The existence of a novelty response implies that the system has some representation or “memory” of familiar images. We want to be clear, however, that this form of memory may not have any relationship to the memories encoded by the hippocampus. In fact, the structure of the adaptive subunit model suggests that this memory could be primarily encoded by synaptic and cellular variables of neurons within V1. At the same time, recent results have shown that responses in V1 can be influenced by activity in the hippocampus (77, 78), so it would be premature to rule out any such involvement.

This form of memory for familiar images might not allow explicit retrieval of the remembered information, but it can help serve a “passive” role in determining whether an image has been seen before or not—a phenomenon known as recognition memory (79). While the perirhinal cortex is thought to play a central role in recognition memory (17), the novelty response in V1 may contribute to this ability as well.

The novelty response can also be thought of as a form of predictive coding, which emphasizes the representation of novel or surprising information. While many theories of predictive coding in the neocortex focus on the role of descending feedback (80, 81), mechanisms of adaptation can also contribute (82).

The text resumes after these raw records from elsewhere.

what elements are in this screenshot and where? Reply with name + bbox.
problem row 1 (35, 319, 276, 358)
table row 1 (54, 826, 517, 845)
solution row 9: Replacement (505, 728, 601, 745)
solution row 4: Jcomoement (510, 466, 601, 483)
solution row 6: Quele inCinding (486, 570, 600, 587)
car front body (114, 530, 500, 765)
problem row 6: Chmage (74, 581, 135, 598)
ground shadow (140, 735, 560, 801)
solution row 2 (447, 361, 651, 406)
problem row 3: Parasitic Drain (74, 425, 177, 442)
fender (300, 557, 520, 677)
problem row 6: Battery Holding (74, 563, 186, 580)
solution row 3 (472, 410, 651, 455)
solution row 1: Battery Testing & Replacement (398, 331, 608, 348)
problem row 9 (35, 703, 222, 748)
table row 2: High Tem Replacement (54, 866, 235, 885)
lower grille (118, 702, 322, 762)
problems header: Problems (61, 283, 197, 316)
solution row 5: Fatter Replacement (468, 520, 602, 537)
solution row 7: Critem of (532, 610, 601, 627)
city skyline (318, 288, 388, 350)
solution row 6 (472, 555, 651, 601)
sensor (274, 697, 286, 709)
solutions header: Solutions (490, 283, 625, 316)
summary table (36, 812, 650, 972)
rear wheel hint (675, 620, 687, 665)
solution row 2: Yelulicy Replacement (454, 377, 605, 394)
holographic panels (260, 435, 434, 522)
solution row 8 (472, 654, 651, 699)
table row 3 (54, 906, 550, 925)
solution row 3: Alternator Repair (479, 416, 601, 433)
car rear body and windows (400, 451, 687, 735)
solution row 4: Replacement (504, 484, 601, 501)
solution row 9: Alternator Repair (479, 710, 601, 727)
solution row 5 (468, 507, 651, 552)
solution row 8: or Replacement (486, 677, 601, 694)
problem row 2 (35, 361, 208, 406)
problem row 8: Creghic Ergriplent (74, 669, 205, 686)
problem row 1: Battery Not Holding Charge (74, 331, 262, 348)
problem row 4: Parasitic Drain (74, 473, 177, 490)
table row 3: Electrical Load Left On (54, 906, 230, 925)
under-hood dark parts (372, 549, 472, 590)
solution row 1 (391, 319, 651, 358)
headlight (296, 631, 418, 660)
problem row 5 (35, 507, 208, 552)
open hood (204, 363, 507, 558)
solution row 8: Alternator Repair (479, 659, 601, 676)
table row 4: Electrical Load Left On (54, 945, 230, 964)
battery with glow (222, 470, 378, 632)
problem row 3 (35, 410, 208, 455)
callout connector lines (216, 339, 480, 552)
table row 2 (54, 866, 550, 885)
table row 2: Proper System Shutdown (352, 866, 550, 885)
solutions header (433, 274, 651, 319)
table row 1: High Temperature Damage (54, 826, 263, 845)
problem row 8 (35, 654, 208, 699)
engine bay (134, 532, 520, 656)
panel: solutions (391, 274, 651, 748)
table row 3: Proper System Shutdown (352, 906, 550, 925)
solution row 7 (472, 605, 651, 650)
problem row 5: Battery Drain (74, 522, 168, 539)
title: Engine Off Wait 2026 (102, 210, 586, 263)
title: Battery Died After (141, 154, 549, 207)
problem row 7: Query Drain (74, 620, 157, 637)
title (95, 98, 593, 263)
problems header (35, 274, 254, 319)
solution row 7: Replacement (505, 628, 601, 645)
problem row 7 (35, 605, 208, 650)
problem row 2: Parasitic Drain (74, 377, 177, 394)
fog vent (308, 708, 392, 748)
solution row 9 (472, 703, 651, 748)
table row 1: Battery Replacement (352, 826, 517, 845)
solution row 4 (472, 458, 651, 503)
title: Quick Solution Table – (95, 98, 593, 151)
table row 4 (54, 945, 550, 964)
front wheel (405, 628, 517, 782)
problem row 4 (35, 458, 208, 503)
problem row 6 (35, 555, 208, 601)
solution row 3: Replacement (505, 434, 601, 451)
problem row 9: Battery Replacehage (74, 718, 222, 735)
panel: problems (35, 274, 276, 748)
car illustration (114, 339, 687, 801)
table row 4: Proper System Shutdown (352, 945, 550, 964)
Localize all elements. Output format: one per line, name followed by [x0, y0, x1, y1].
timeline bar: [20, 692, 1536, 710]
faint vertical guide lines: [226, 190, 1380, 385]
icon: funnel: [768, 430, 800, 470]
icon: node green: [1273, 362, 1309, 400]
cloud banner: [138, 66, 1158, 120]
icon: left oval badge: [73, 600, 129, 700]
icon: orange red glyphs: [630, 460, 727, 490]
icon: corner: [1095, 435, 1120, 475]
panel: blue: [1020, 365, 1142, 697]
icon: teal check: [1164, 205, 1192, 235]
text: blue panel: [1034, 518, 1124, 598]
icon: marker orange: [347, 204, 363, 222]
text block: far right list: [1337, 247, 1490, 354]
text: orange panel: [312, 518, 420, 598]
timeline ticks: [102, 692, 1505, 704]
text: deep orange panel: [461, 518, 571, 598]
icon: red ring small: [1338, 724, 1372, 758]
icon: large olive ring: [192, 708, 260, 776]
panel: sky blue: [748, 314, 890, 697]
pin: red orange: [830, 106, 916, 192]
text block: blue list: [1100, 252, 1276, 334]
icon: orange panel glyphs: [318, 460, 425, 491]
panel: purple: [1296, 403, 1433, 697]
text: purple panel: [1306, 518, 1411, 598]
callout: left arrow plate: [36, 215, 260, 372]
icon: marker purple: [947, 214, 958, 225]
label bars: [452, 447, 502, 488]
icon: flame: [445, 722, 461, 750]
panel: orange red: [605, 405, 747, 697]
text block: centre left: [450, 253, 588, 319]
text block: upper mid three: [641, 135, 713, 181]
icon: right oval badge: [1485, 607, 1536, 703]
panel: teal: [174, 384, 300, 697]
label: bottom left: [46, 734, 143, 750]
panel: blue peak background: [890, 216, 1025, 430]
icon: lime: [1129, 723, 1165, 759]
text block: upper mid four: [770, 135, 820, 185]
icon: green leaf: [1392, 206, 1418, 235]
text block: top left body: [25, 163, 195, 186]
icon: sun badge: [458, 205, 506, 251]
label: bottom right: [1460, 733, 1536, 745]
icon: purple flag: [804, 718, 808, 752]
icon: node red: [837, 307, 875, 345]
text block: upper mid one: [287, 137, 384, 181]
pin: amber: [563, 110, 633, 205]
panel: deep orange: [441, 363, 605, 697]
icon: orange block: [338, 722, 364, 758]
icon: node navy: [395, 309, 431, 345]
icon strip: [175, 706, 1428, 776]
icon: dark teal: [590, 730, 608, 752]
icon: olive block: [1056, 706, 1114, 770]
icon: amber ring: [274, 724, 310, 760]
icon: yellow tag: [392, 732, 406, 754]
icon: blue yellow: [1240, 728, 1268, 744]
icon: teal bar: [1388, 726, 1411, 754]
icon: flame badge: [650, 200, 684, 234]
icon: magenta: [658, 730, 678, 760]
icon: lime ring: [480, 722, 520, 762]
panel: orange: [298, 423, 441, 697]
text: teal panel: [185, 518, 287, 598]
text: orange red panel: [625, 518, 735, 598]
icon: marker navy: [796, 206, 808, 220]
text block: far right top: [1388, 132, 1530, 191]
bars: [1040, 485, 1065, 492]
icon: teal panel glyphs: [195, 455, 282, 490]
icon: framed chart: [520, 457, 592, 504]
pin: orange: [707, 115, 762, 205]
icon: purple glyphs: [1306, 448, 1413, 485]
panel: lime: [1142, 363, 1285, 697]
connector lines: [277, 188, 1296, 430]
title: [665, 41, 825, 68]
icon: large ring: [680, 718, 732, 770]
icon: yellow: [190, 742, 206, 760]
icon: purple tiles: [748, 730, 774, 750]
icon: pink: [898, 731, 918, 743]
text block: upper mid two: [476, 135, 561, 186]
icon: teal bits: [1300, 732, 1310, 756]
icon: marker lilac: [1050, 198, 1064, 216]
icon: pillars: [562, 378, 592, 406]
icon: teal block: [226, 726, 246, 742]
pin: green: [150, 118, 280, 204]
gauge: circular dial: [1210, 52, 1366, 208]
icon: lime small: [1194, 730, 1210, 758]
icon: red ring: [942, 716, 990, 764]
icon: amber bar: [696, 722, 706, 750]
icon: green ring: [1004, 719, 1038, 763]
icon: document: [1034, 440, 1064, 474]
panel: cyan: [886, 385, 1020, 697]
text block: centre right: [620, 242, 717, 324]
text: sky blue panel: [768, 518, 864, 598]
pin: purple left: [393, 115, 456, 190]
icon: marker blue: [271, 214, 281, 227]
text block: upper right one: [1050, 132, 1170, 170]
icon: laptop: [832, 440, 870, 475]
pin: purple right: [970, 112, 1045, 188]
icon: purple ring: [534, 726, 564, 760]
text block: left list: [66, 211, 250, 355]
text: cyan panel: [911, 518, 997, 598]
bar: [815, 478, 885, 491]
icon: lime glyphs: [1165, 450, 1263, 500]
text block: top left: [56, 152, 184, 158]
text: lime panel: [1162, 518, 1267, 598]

The fact that a simple and biophysically common mechanism can give rise to the novelty response suggests that similar processing may be present at many stages of the sensory processing hierarchy. If this operation were repeated at multiple stages, then adaptation would cascade and potentially get stronger, faster, or longer-lasting. In fact, more than half of the neurons in the human hippocampus had responses to a novel image that disappeared after a single presentation (13). In perirhinal and inferotemporal cortex, more than half of recorded neurons show an image-specific response reduction after a single presentation (14, 16, 83, 84). Furthermore, these novelty responses lasted for ∼24 h, as compared with the ∼60-s duration we measured in V1 (Fig. 4B). If a mechanism like the adaptive subunit model existed at multiple cortical stages, then novelty responses could be present for increasingly complex stimulus features at higher stages of the hierarchy, without needing to invoke further changes, like adaptive synapses (56, 85). Thus, this simple mechanism could lead to powerful adaptive processing across the cortical hierarchy.

Materials and Methods

A summary of our methods is provided here, with additional details contained in SI Appendix, Supplementary Methods. All experiments were performed according to the Guide for the Care and Use of Laboratory Animals (86), and procedures were approved by Princeton University’s Animal Care and Use Committee. In short, a cranial window was implanted over V1 in five transgenic mice expressing GCaMP6f under the thy1 promoter (36, 87). After a recovery period, activity was recorded from layer 2/3 neurons, while mice passively viewed repeated images containing random Gabor functions. For surgical details, details about the imaging procedure and our analysis pipeline SI Appendix, Supplementary Methods. Repeated and unique images were presented in various sequences, either for 250 ms or 300 ms per image. Experiments lasted between 10 min and 1 h. See SI Appendix, Supplementary Methods for a detailed description of the stimuli. We built a computer model that mimics our experimental results. This model contained two layers of units, representing layer 2/3 neurons and their upstream inputs. Those input neurons were differentially driven by the stimulus. Both sets of neurons dynamically adapted to their input. The model contained eight parameters that were either picked based on plausible assumptions or estimated form a fit to the data. Parameters and equations are described in SI Appendix, Supplementary Methods.

Data Availability

Raw data used for analysis are available upon request. All other data are included in the main text and/or SI Appendix.